[Foundation-l] GFDL CC announcement

Thomas Dalton thomas.dalton at gmail.com
Sat Dec 1 20:21:25 UTC 2007


On 01/12/2007, Andrew Whitworth <wknight8111 at gmail.com> wrote:
> > I'm not sure what you're suggesting.  Traditionally, at least, in
> > order for two copyleft licenses to be compatible, they have to be
> > identical.  Any derivatives of CC-BY-SA have to be CC-BY-SA.  Not
> > "compatible with" CC-BY-SA, but exactly CC-BY-SA.  Any derivatives of
> > GFDL have to be GFDL.  Not "compatible with" GFDL, but exactly GFDL.
>
> Well, if the two licenses provide exactly the same protections for
> content creator and content consumer, and if the two licenses provide
> the same rights and responsibilities to both parties, with no
> additions/alterations, then the exact wording of the two licenses is
> inconsequential. That we we can say that the rights, permissions, and
> responsibilities are identical, that the spirit of the two are
> identical, and that the two licenses can be used interchangably.
>
> In other words, by properly modifying the licenses, derivative works
> can be both "exactly CC-BY-SA" and "exactly GFDL" at the same time.

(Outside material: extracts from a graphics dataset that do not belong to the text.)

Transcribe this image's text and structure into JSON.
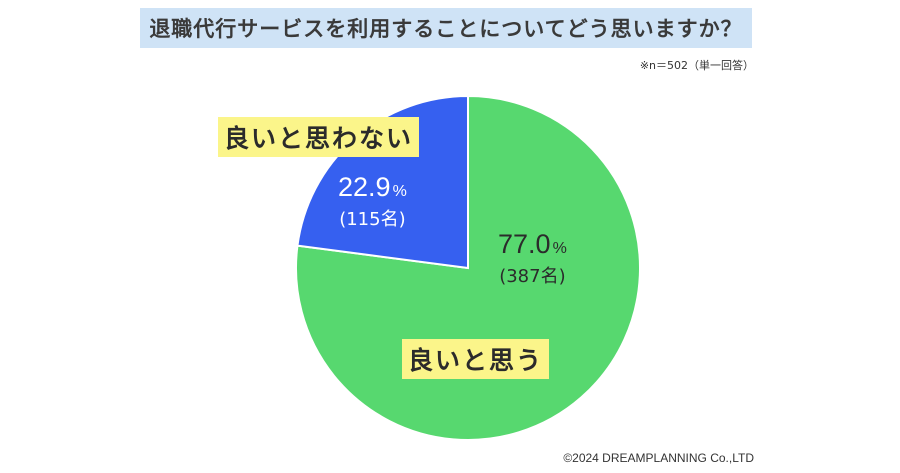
{
  "title": "退職代行サービスを利用することについてどう思いますか？",
  "note": "※n＝502（単一回答）",
  "credit": "©2024 DREAMPLANNING Co.,LTD",
  "chart_data": {
    "type": "pie",
    "n": 502,
    "slices": [
      {
        "label": "良いと思う",
        "value": 77.0,
        "value_label": "77.0",
        "unit": "%",
        "count_label": "(387名)",
        "color": "#57d86f"
      },
      {
        "label": "良いと思わない",
        "value": 22.9,
        "value_label": "22.9",
        "unit": "%",
        "count_label": "(115名)",
        "color": "#3660f0"
      }
    ]
  }
}
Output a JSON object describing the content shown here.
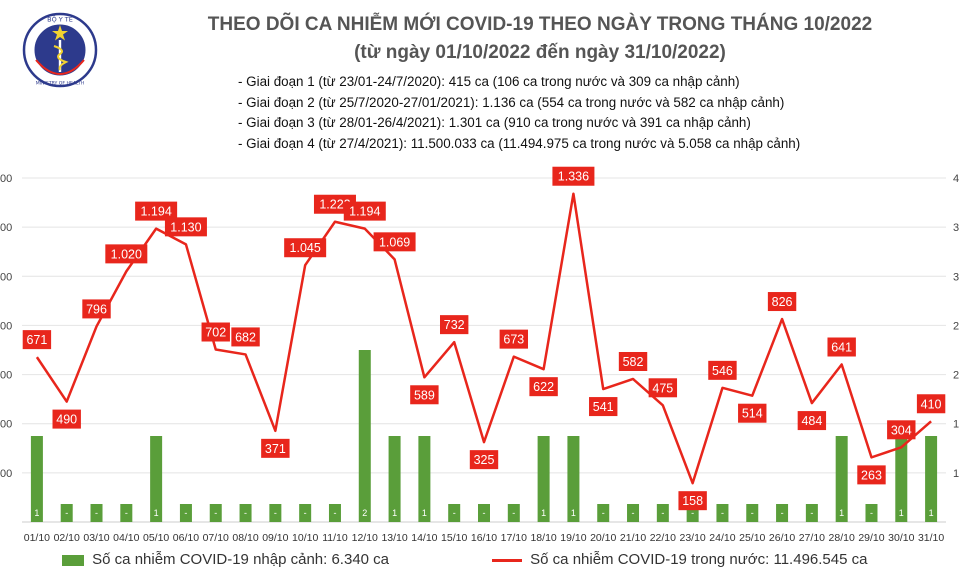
{
  "header": {
    "title_line1": "THEO DÕI CA NHIỄM MỚI COVID-19 THEO NGÀY TRONG THÁNG 10/2022",
    "title_line2": "(từ ngày 01/10/2022 đến ngày 31/10/2022)",
    "logo_text_top": "BỘ Y TẾ",
    "logo_text_bottom": "MINISTRY OF HEALTH",
    "notes": [
      "- Giai đoạn 1 (từ 23/01-24/7/2020): 415 ca (106 ca trong nước và 309 ca nhập cảnh)",
      "- Giai đoạn 2 (từ 25/7/2020-27/01/2021): 1.136 ca (554 ca trong nước và 582 ca nhập cảnh)",
      "- Giai đoạn 3 (từ 28/01-26/4/2021): 1.301 ca (910 ca trong nước và 391 ca nhập cảnh)",
      "- Giai đoạn 4 (từ 27/4/2021): 11.500.033 ca (11.494.975 ca trong nước và 5.058 ca nhập cảnh)"
    ]
  },
  "colors": {
    "bar": "#5a9e3a",
    "line": "#e8261c",
    "label_box": "#e8261c",
    "label_text": "#ffffff",
    "title": "#555555",
    "grid": "#e4e4e4"
  },
  "chart_data": {
    "type": "bar+line",
    "categories": [
      "01/10",
      "02/10",
      "03/10",
      "04/10",
      "05/10",
      "06/10",
      "07/10",
      "08/10",
      "09/10",
      "10/10",
      "11/10",
      "12/10",
      "13/10",
      "14/10",
      "15/10",
      "16/10",
      "17/10",
      "18/10",
      "19/10",
      "20/10",
      "21/10",
      "22/10",
      "23/10",
      "24/10",
      "25/10",
      "26/10",
      "27/10",
      "28/10",
      "29/10",
      "30/10",
      "31/10"
    ],
    "series": [
      {
        "name": "Số ca nhiễm COVID-19 nhập cảnh: 6.340 ca",
        "kind": "bar",
        "axis": "right",
        "values": [
          1,
          0,
          0,
          0,
          1,
          0,
          0,
          0,
          0,
          0,
          0,
          2,
          1,
          1,
          0,
          0,
          0,
          1,
          1,
          0,
          0,
          0,
          0,
          0,
          0,
          0,
          0,
          1,
          0,
          1,
          1
        ],
        "labels": [
          "1",
          "-",
          "-",
          "-",
          "1",
          "-",
          "-",
          "-",
          "-",
          "-",
          "-",
          "2",
          "1",
          "1",
          "-",
          "-",
          "-",
          "1",
          "1",
          "-",
          "-",
          "-",
          "-",
          "-",
          "-",
          "-",
          "-",
          "1",
          "-",
          "1",
          "1"
        ]
      },
      {
        "name": "Số ca nhiễm COVID-19 trong nước: 11.496.545 ca",
        "kind": "line",
        "axis": "left",
        "values": [
          671,
          490,
          796,
          1020,
          1194,
          1130,
          702,
          682,
          371,
          1045,
          1222,
          1194,
          1069,
          589,
          732,
          325,
          673,
          622,
          1336,
          541,
          582,
          475,
          158,
          546,
          514,
          826,
          484,
          641,
          263,
          304,
          410
        ],
        "labels": [
          "671",
          "490",
          "796",
          "1.020",
          "1.194",
          "1.130",
          "702",
          "682",
          "371",
          "1.045",
          "1.222",
          "1.194",
          "1.069",
          "589",
          "732",
          "325",
          "673",
          "622",
          "1.336",
          "541",
          "582",
          "475",
          "158",
          "546",
          "514",
          "826",
          "484",
          "641",
          "263",
          "304",
          "410"
        ]
      }
    ],
    "y_left": {
      "range": [
        0,
        1400
      ],
      "ticks": [
        "00",
        "00",
        "00",
        "00",
        "00",
        "00",
        "00"
      ]
    },
    "y_right": {
      "range": [
        0,
        4
      ],
      "ticks": [
        "1",
        "1",
        "2",
        "2",
        "3",
        "3",
        "4"
      ]
    },
    "grid": true,
    "legend": "bottom"
  }
}
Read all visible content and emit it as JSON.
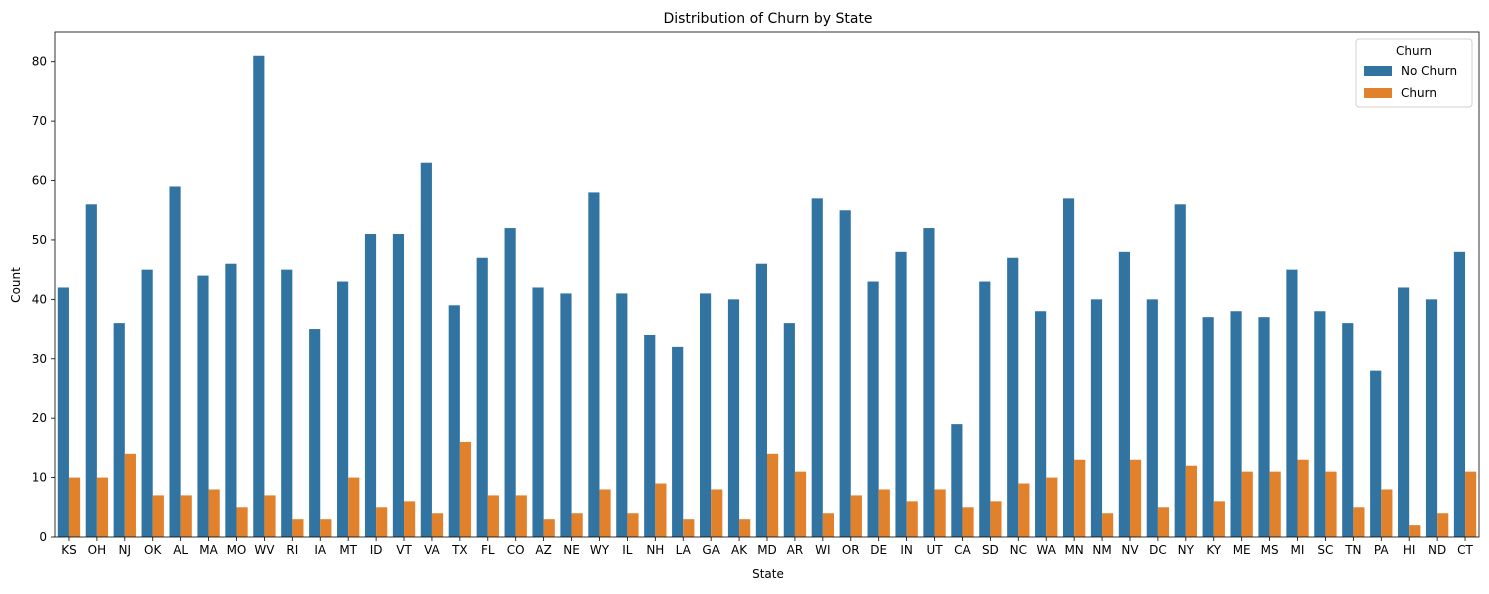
{
  "chart_data": {
    "type": "bar",
    "title": "Distribution of Churn by State",
    "xlabel": "State",
    "ylabel": "Count",
    "ylim": [
      0,
      85
    ],
    "yticks": [
      0,
      10,
      20,
      30,
      40,
      50,
      60,
      70,
      80
    ],
    "categories": [
      "KS",
      "OH",
      "NJ",
      "OK",
      "AL",
      "MA",
      "MO",
      "WV",
      "RI",
      "IA",
      "MT",
      "ID",
      "VT",
      "VA",
      "TX",
      "FL",
      "CO",
      "AZ",
      "NE",
      "WY",
      "IL",
      "NH",
      "LA",
      "GA",
      "AK",
      "MD",
      "AR",
      "WI",
      "OR",
      "DE",
      "IN",
      "UT",
      "CA",
      "SD",
      "NC",
      "WA",
      "MN",
      "NM",
      "NV",
      "DC",
      "NY",
      "KY",
      "ME",
      "MS",
      "MI",
      "SC",
      "TN",
      "PA",
      "HI",
      "ND",
      "CT"
    ],
    "series": [
      {
        "name": "No Churn",
        "color": "#3274a1",
        "values": [
          42,
          56,
          36,
          45,
          59,
          44,
          46,
          81,
          45,
          35,
          43,
          51,
          51,
          63,
          39,
          47,
          52,
          42,
          41,
          58,
          41,
          34,
          32,
          41,
          40,
          46,
          36,
          57,
          55,
          43,
          48,
          52,
          19,
          43,
          47,
          38,
          57,
          40,
          48,
          40,
          56,
          37,
          38,
          37,
          45,
          38,
          36,
          28,
          42,
          40,
          48
        ]
      },
      {
        "name": "Churn",
        "color": "#e1812c",
        "values": [
          10,
          10,
          14,
          7,
          7,
          8,
          5,
          7,
          3,
          3,
          10,
          5,
          6,
          4,
          16,
          7,
          7,
          3,
          4,
          8,
          4,
          9,
          3,
          8,
          3,
          14,
          11,
          4,
          7,
          8,
          6,
          8,
          5,
          6,
          9,
          10,
          13,
          4,
          13,
          5,
          12,
          6,
          11,
          11,
          13,
          11,
          5,
          8,
          2,
          4,
          11
        ]
      }
    ],
    "legend": {
      "title": "Churn",
      "placement": "top-right"
    },
    "grid": false
  }
}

That's pretty much what I was thinking, although it's probably not
quite that simple. The GFDL says derivatives have to be released under
the GFDL, not under something which offers the same protections as the
GFDL. Similarly with CC-BY-SA. There might be some way around that be
simply dual licensing everything under both. If you want to modify
something, you have to use both licenses, if you just want to use it,
you can use either. (Although, that would actually mean people just
using it would be using it under CC-BY-ND, not -SA, which makes my
head spin.)

What say we wait and see what the licenses say, huh?